I have half an hour before advanced chemistry. Mira already perfected our assignment last night, so I have this free time to get a head start on the physics homework assigned in my first class this morning. The workload is immense, but my fingers glide nimbly across the screen as I easily solve complicated equation after complicated equation.
My single-minded focus is broken when I hear a shout from a machine. “Insufficient ration credits, Mr. Wallace!”
I raise my head to see Aden Wallace, clothed in his faded white uniform with its telltale yellow stripe, attempt to scan his wrist again. A student’s color rank curiously tends to correlate with their family’s economic status.
“Are you sure? I haven’t used all my rations, I know it,” he implores.
“Insufficient credits, Mr. Wallace. Leave the line at once.”
With his shaky chin held low, the thin boy begs for his meal, muttering, “Please. I’m hungry.” But the machines do not care how empty people’s bellies are. Insufficient credits are insufficient credits.
Aden doesn’t look to anyone for help—he knows no one is likely to share. When he sees a Texas State Guard coming to escort him from the line, he withdraws from the dining hall to judgmental whispers and pointing.

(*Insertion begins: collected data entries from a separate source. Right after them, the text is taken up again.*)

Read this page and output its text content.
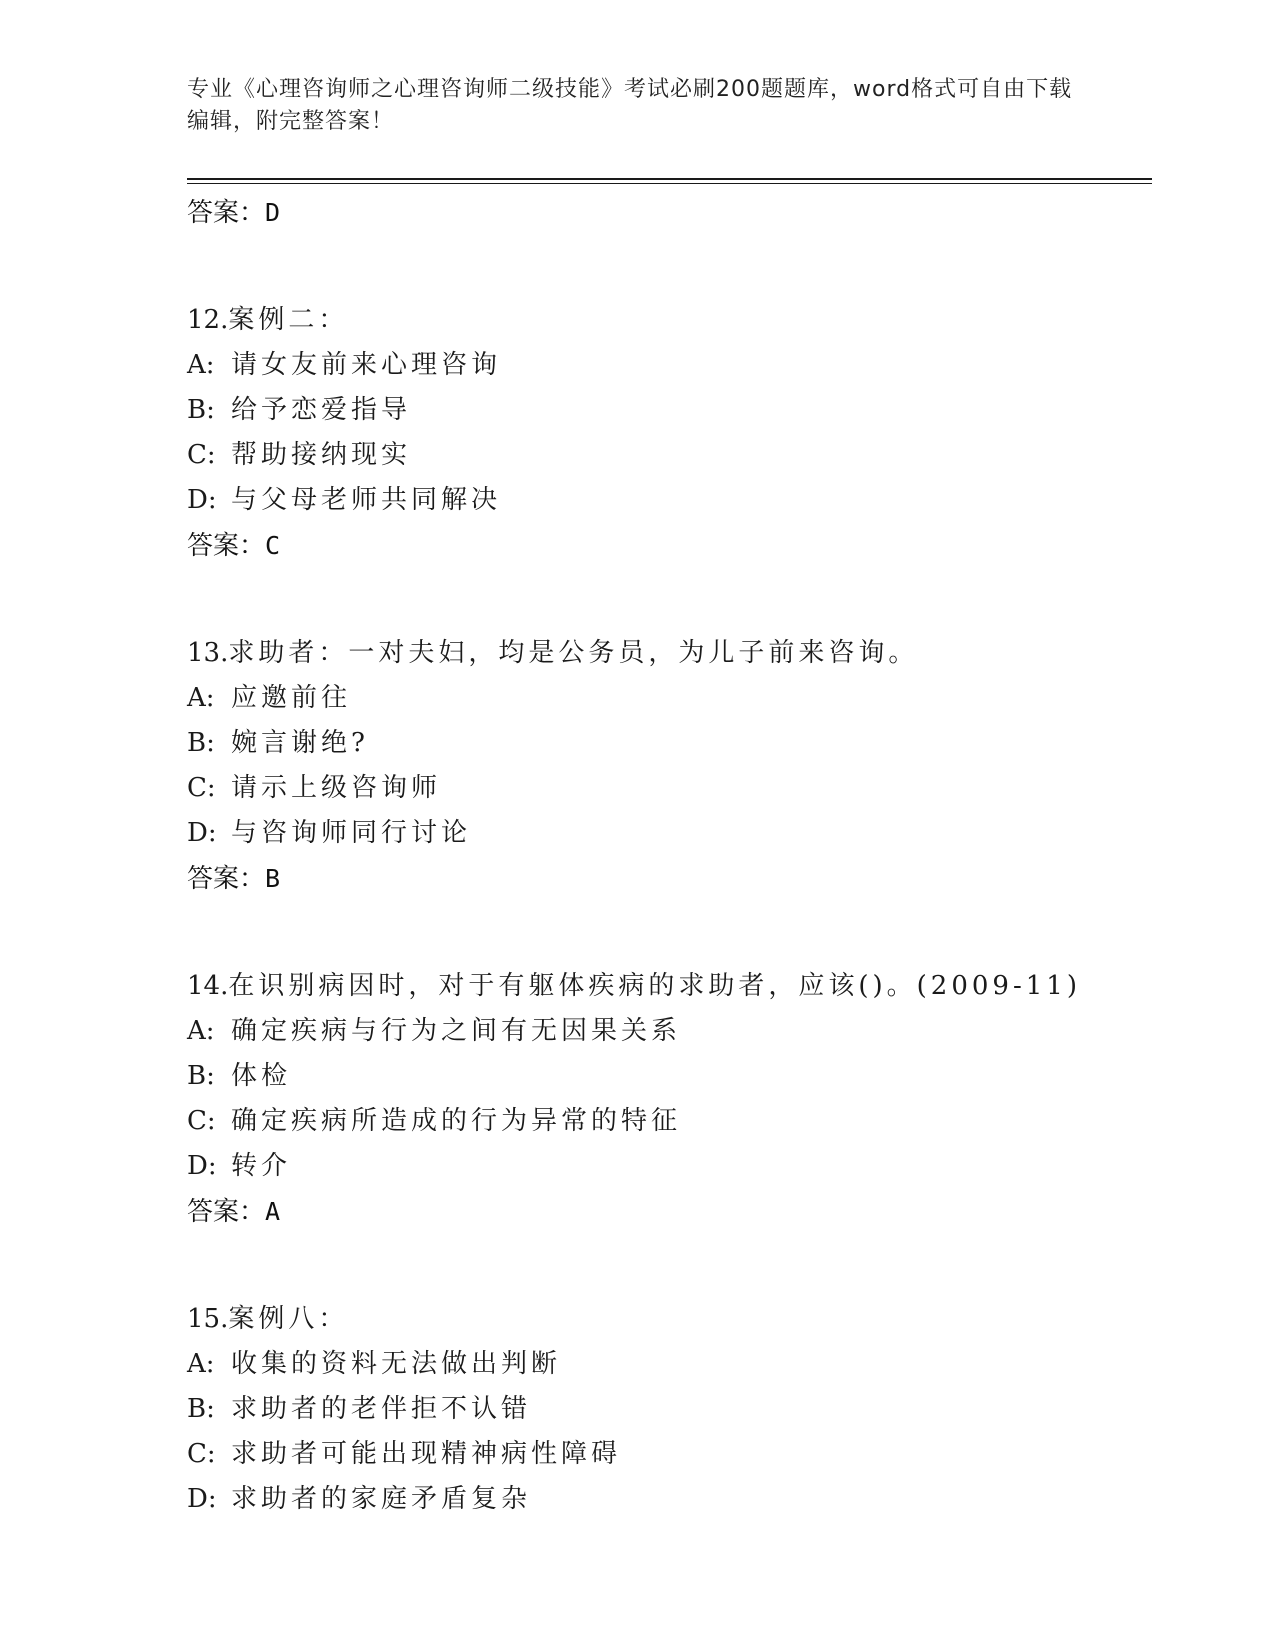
专业《心理咨询师之心理咨询师二级技能》考试必刷200题题库，word格式可自由下载编辑，附完整答案！
答案：D
12.案例二：
A: 请女友前来心理咨询
B: 给予恋爱指导
C: 帮助接纳现实
D: 与父母老师共同解决
答案：C
13.求助者：一对夫妇，均是公务员，为儿子前来咨询。
A: 应邀前往
B: 婉言谢绝?
C: 请示上级咨询师
D: 与咨询师同行讨论
答案：B
14.在识别病因时，对于有躯体疾病的求助者，应该()。(2009-11)
A: 确定疾病与行为之间有无因果关系
B: 体检
C: 确定疾病所造成的行为异常的特征
D: 转介
答案：A
15.案例八：
A: 收集的资料无法做出判断
B: 求助者的老伴拒不认错
C: 求助者可能出现精神病性障碍
D: 求助者的家庭矛盾复杂
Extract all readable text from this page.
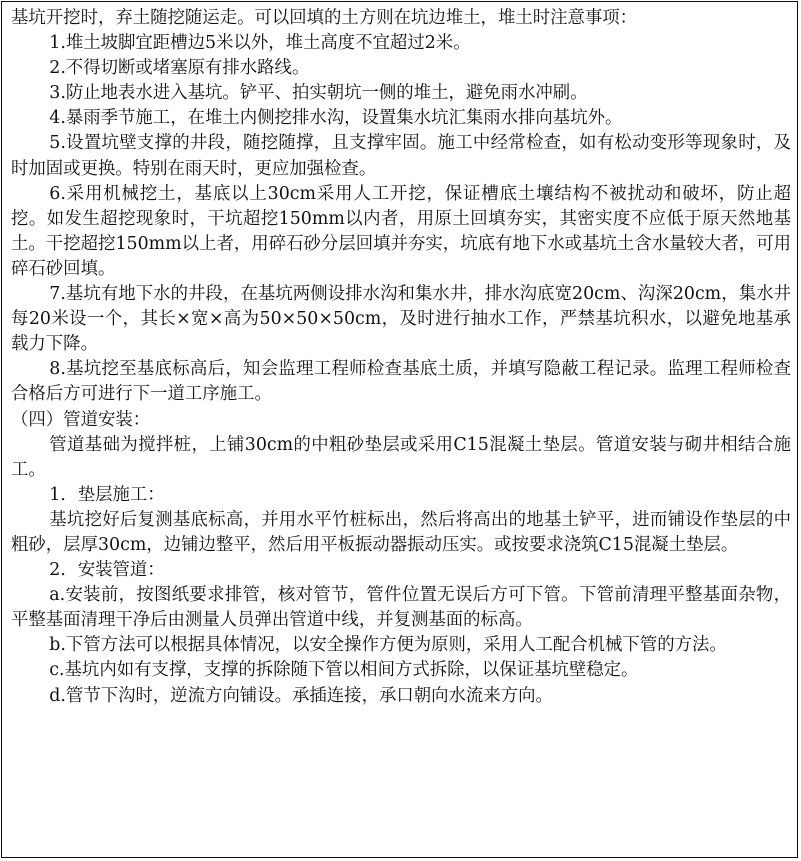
基坑开挖时，弃土随挖随运走。可以回填的土方则在坑边堆土，堆土时注意事项：

1.堆土坡脚宜距槽边5米以外，堆土高度不宜超过2米。

2.不得切断或堵塞原有排水路线。

3.防止地表水进入基坑。铲平、拍实朝坑一侧的堆土，避免雨水冲刷。

4.暴雨季节施工，在堆土内侧挖排水沟，设置集水坑汇集雨水排向基坑外。

5.设置坑壁支撑的井段，随挖随撑，且支撑牢固。施工中经常检查，如有松动变形等现象时，及时加固或更换。特别在雨天时，更应加强检查。

6.采用机械挖土，基底以上30cm采用人工开挖，保证槽底土壤结构不被扰动和破坏，防止超挖。如发生超挖现象时，干坑超挖150mm以内者，用原土回填夯实，其密实度不应低于原天然地基土。干挖超挖150mm以上者，用碎石砂分层回填并夯实，坑底有地下水或基坑土含水量较大者，可用碎石砂回填。

7.基坑有地下水的井段，在基坑两侧设排水沟和集水井，排水沟底宽20cm、沟深20cm，集水井每20米设一个，其长×宽×高为50×50×50cm，及时进行抽水工作，严禁基坑积水，以避免地基承载力下降。

8.基坑挖至基底标高后，知会监理工程师检查基底土质，并填写隐蔽工程记录。监理工程师检查合格后方可进行下一道工序施工。

（四）管道安装：

管道基础为搅拌桩，上铺30cm的中粗砂垫层或采用C15混凝土垫层。管道安装与砌井相结合施工。

1．垫层施工：

基坑挖好后复测基底标高，并用水平竹桩标出，然后将高出的地基土铲平，进而铺设作垫层的中粗砂，层厚30cm，边铺边整平，然后用平板振动器振动压实。或按要求浇筑C15混凝土垫层。

2．安装管道：

a.安装前，按图纸要求排管，核对管节，管件位置无误后方可下管。下管前清理平整基面杂物，平整基面清理干净后由测量人员弹出管道中线，并复测基面的标高。

b.下管方法可以根据具体情况，以安全操作方便为原则，采用人工配合机械下管的方法。

c.基坑内如有支撑，支撑的拆除随下管以相间方式拆除，以保证基坑壁稳定。

d.管节下沟时，逆流方向铺设。承插连接，承口朝向水流来方向。
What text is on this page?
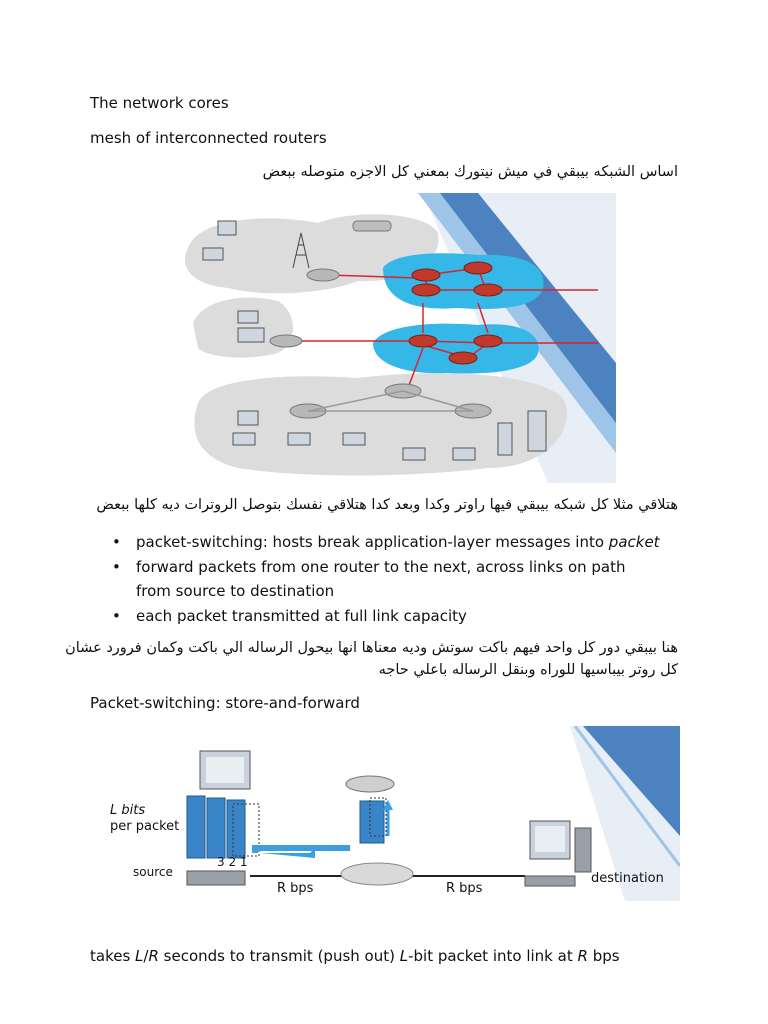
The network cores
mesh of interconnected routers
اساس الشبكه بيبقي في ميش نيتورك بمعني كل الاجزه متوصله ببعض
هتلاقي مثلا كل شبكه بيبقي فيها راوتر وكدا وبعد كدا هتلاقي نفسك بتوصل الروترات ديه كلها ببعض
• packet-switching: hosts break application-layer messages into packet
• forward packets from one router to the next, across links on path from source to destination
• each packet transmitted at full link capacity
هنا بيبقي دور كل واحد فيهم باكت سوتش وديه معناها انها بيحول الرساله الي باكت وكمان فرورد عشان
كل روتر بيباسيها للوراه وبنقل الرساله باعلي حاجه
Packet-switching: store-and-forward
L bits
per packet
3 2 1
source
R bps	R bps
destination
takes L/R seconds to transmit (push out) L-bit packet into link at R bps
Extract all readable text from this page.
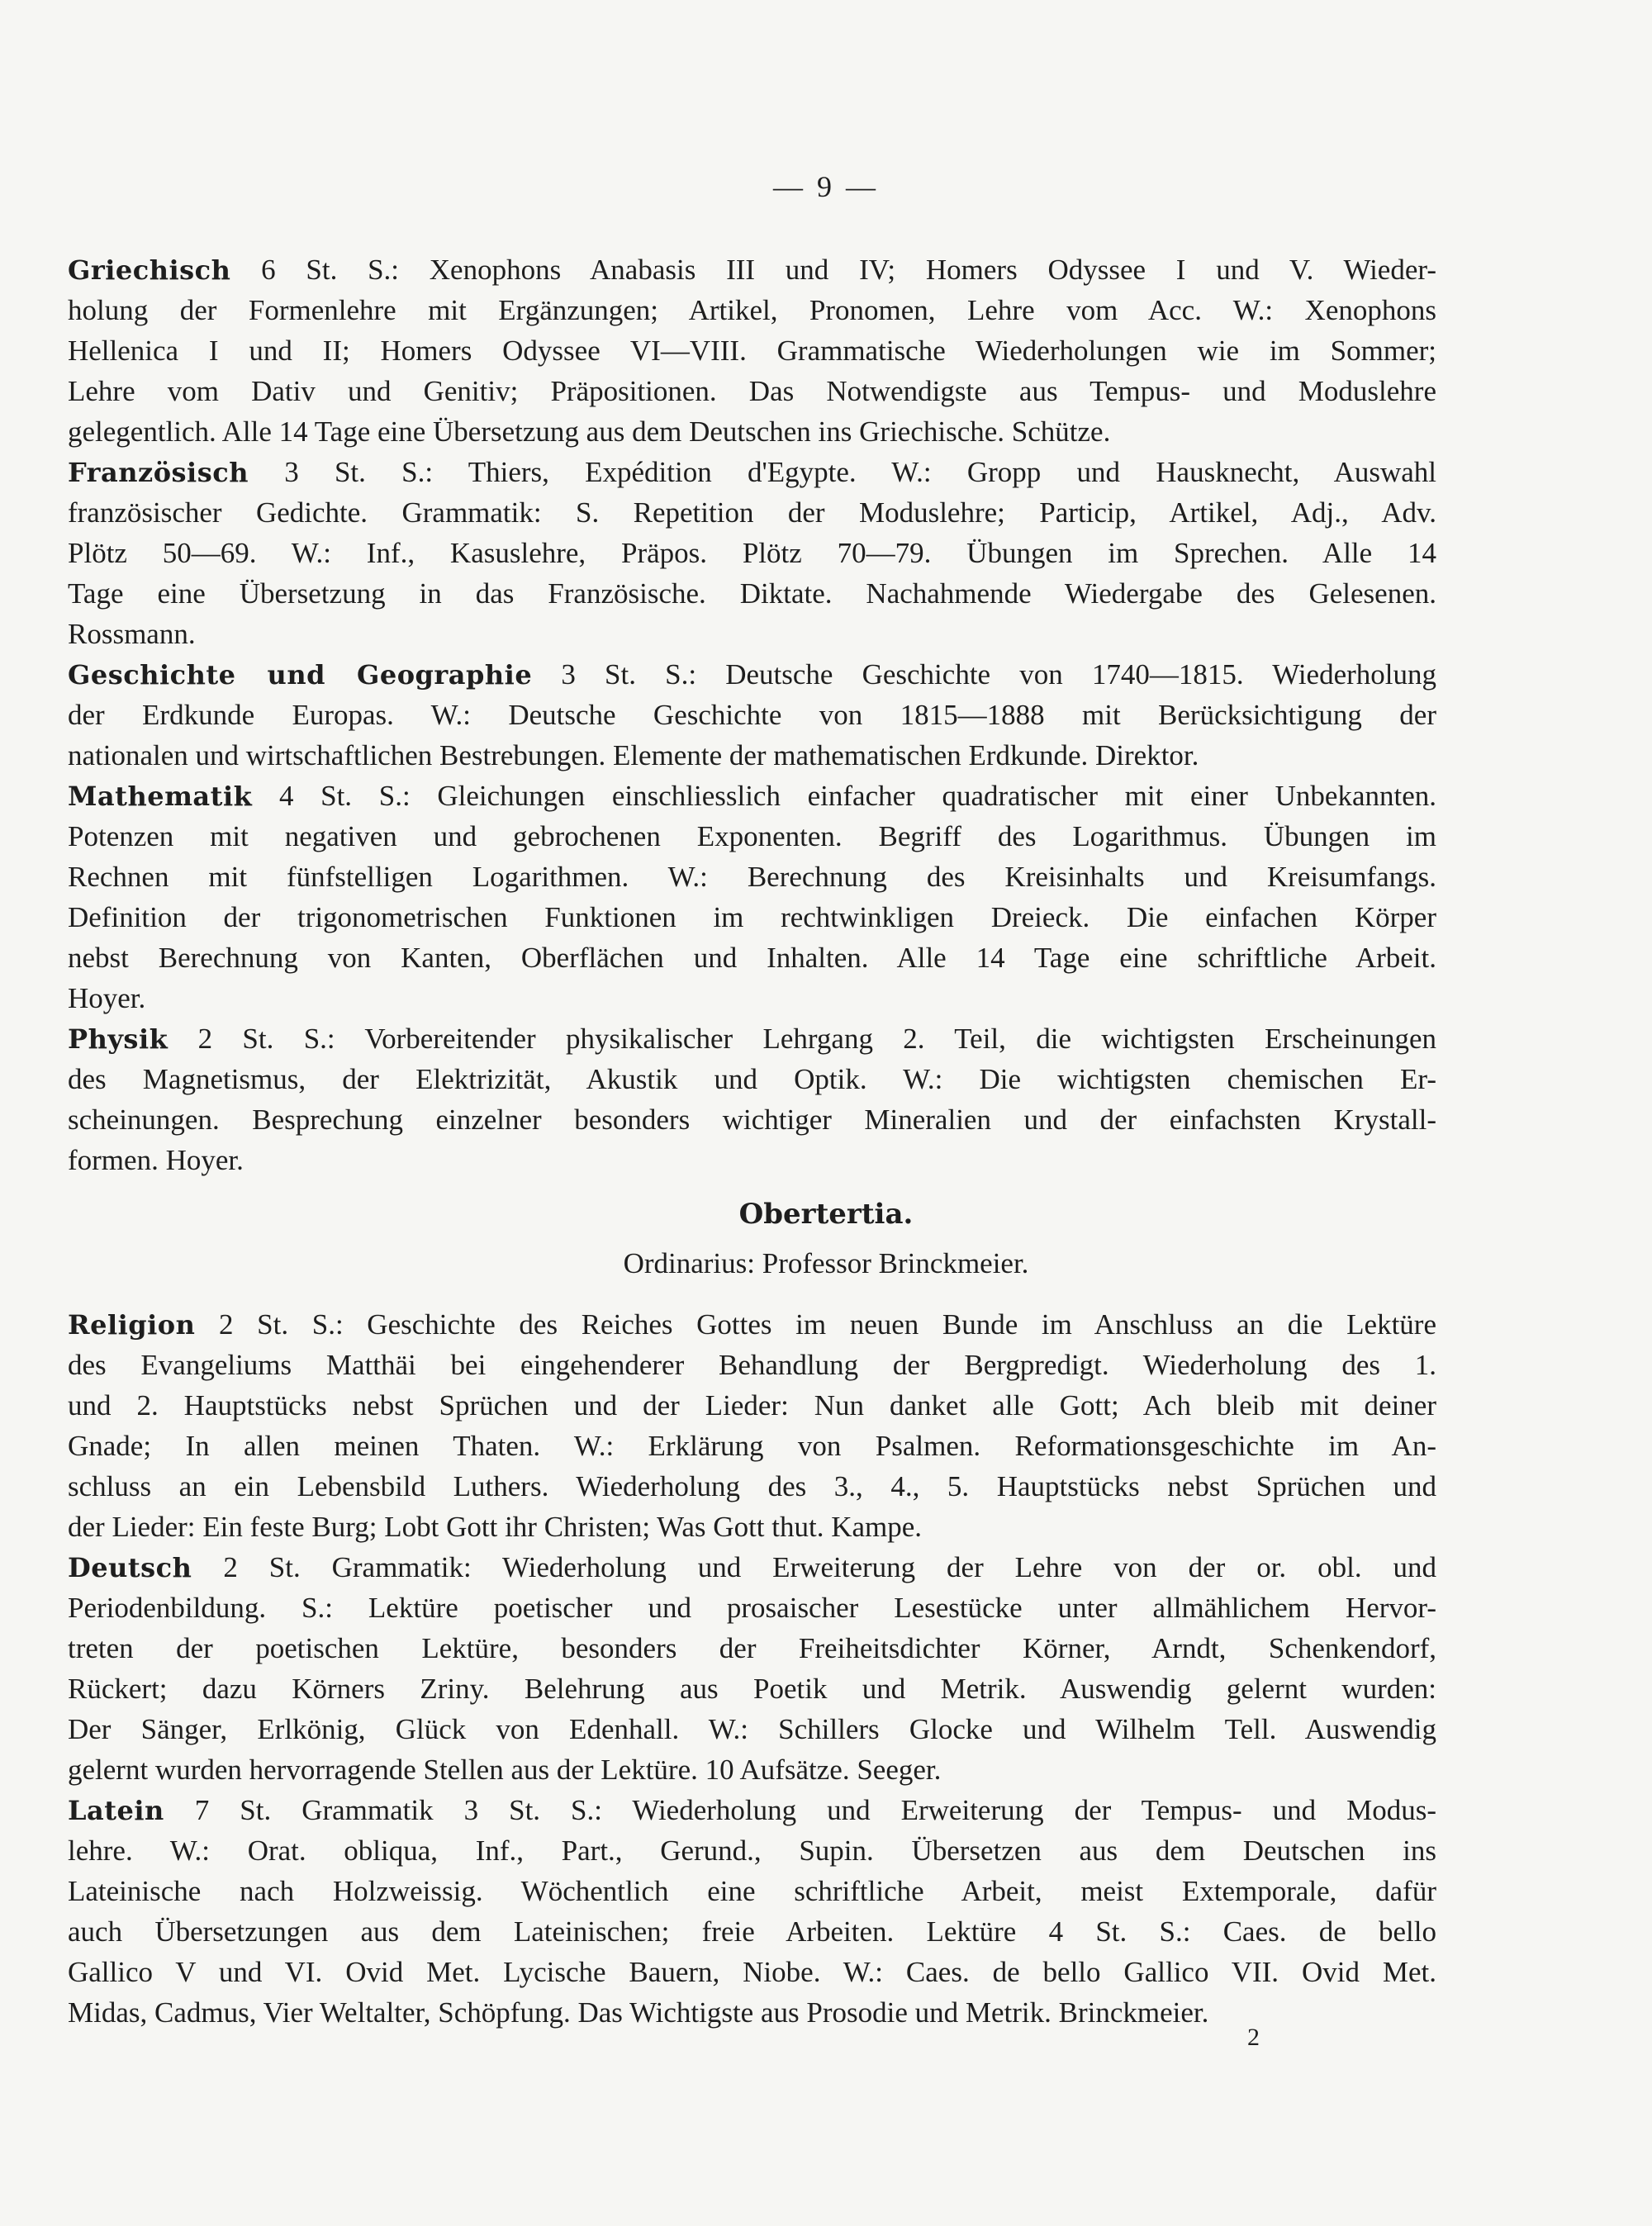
— 9 —
Griechisch 6 St. S.: Xenophons Anabasis III und IV; Homers Odyssee I und V. Wieder-
holung der Formenlehre mit Ergänzungen; Artikel, Pronomen, Lehre vom Acc. W.: Xenophons
Hellenica I und II; Homers Odyssee VI—VIII. Grammatische Wiederholungen wie im Sommer;
Lehre vom Dativ und Genitiv; Präpositionen. Das Notwendigste aus Tempus- und Moduslehre
gelegentlich. Alle 14 Tage eine Übersetzung aus dem Deutschen ins Griechische. Schütze.
Französisch 3 St. S.: Thiers, Expédition d'Egypte. W.: Gropp und Hausknecht, Auswahl
französischer Gedichte. Grammatik: S. Repetition der Moduslehre; Particip, Artikel, Adj., Adv.
Plötz 50—69. W.: Inf., Kasuslehre, Präpos. Plötz 70—79. Übungen im Sprechen. Alle 14
Tage eine Übersetzung in das Französische. Diktate. Nachahmende Wiedergabe des Gelesenen.
Rossmann.
Geschichte und Geographie 3 St. S.: Deutsche Geschichte von 1740—1815. Wiederholung
der Erdkunde Europas. W.: Deutsche Geschichte von 1815—1888 mit Berücksichtigung der
nationalen und wirtschaftlichen Bestrebungen. Elemente der mathematischen Erdkunde. Direktor.
Mathematik 4 St. S.: Gleichungen einschliesslich einfacher quadratischer mit einer Unbekannten.
Potenzen mit negativen und gebrochenen Exponenten. Begriff des Logarithmus. Übungen im
Rechnen mit fünfstelligen Logarithmen. W.: Berechnung des Kreisinhalts und Kreisumfangs.
Definition der trigonometrischen Funktionen im rechtwinkligen Dreieck. Die einfachen Körper
nebst Berechnung von Kanten, Oberflächen und Inhalten. Alle 14 Tage eine schriftliche Arbeit.
Hoyer.
Physik 2 St. S.: Vorbereitender physikalischer Lehrgang 2. Teil, die wichtigsten Erscheinungen
des Magnetismus, der Elektrizität, Akustik und Optik. W.: Die wichtigsten chemischen Er-
scheinungen. Besprechung einzelner besonders wichtiger Mineralien und der einfachsten Krystall-
formen. Hoyer.
Obertertia.
Ordinarius: Professor Brinckmeier.
Religion 2 St. S.: Geschichte des Reiches Gottes im neuen Bunde im Anschluss an die Lektüre
des Evangeliums Matthäi bei eingehenderer Behandlung der Bergpredigt. Wiederholung des 1.
und 2. Hauptstücks nebst Sprüchen und der Lieder: Nun danket alle Gott; Ach bleib mit deiner
Gnade; In allen meinen Thaten. W.: Erklärung von Psalmen. Reformationsgeschichte im An-
schluss an ein Lebensbild Luthers. Wiederholung des 3., 4., 5. Hauptstücks nebst Sprüchen und
der Lieder: Ein feste Burg; Lobt Gott ihr Christen; Was Gott thut. Kampe.
Deutsch 2 St. Grammatik: Wiederholung und Erweiterung der Lehre von der or. obl. und
Periodenbildung. S.: Lektüre poetischer und prosaischer Lesestücke unter allmählichem Hervor-
treten der poetischen Lektüre, besonders der Freiheitsdichter Körner, Arndt, Schenkendorf,
Rückert; dazu Körners Zriny. Belehrung aus Poetik und Metrik. Auswendig gelernt wurden:
Der Sänger, Erlkönig, Glück von Edenhall. W.: Schillers Glocke und Wilhelm Tell. Auswendig
gelernt wurden hervorragende Stellen aus der Lektüre. 10 Aufsätze. Seeger.
Latein 7 St. Grammatik 3 St. S.: Wiederholung und Erweiterung der Tempus- und Modus-
lehre. W.: Orat. obliqua, Inf., Part., Gerund., Supin. Übersetzen aus dem Deutschen ins
Lateinische nach Holzweissig. Wöchentlich eine schriftliche Arbeit, meist Extemporale, dafür
auch Übersetzungen aus dem Lateinischen; freie Arbeiten. Lektüre 4 St. S.: Caes. de bello
Gallico V und VI. Ovid Met. Lycische Bauern, Niobe. W.: Caes. de bello Gallico VII. Ovid Met.
Midas, Cadmus, Vier Weltalter, Schöpfung. Das Wichtigste aus Prosodie und Metrik. Brinckmeier.
2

I return my attention to my physics equations and catch Halton observing me from a nearby table.
He’s surrounded by purples and blues, at the center of his personal court, but no one talks to him. He sticks out among his brawny, handsome peers, with their easy, charming laughter and smiles. It’s clear he inherited these so-called friends instead of earning their friendship on his own merit.
Mckinley Ruiz, the sinewy, raven-haired freshman sitting across from Halton, turns to face me. She swivels and finds Halton’s eyes finding mine. Anger flashes in her eyes.
He’s mine! she silently screams at me across the large room.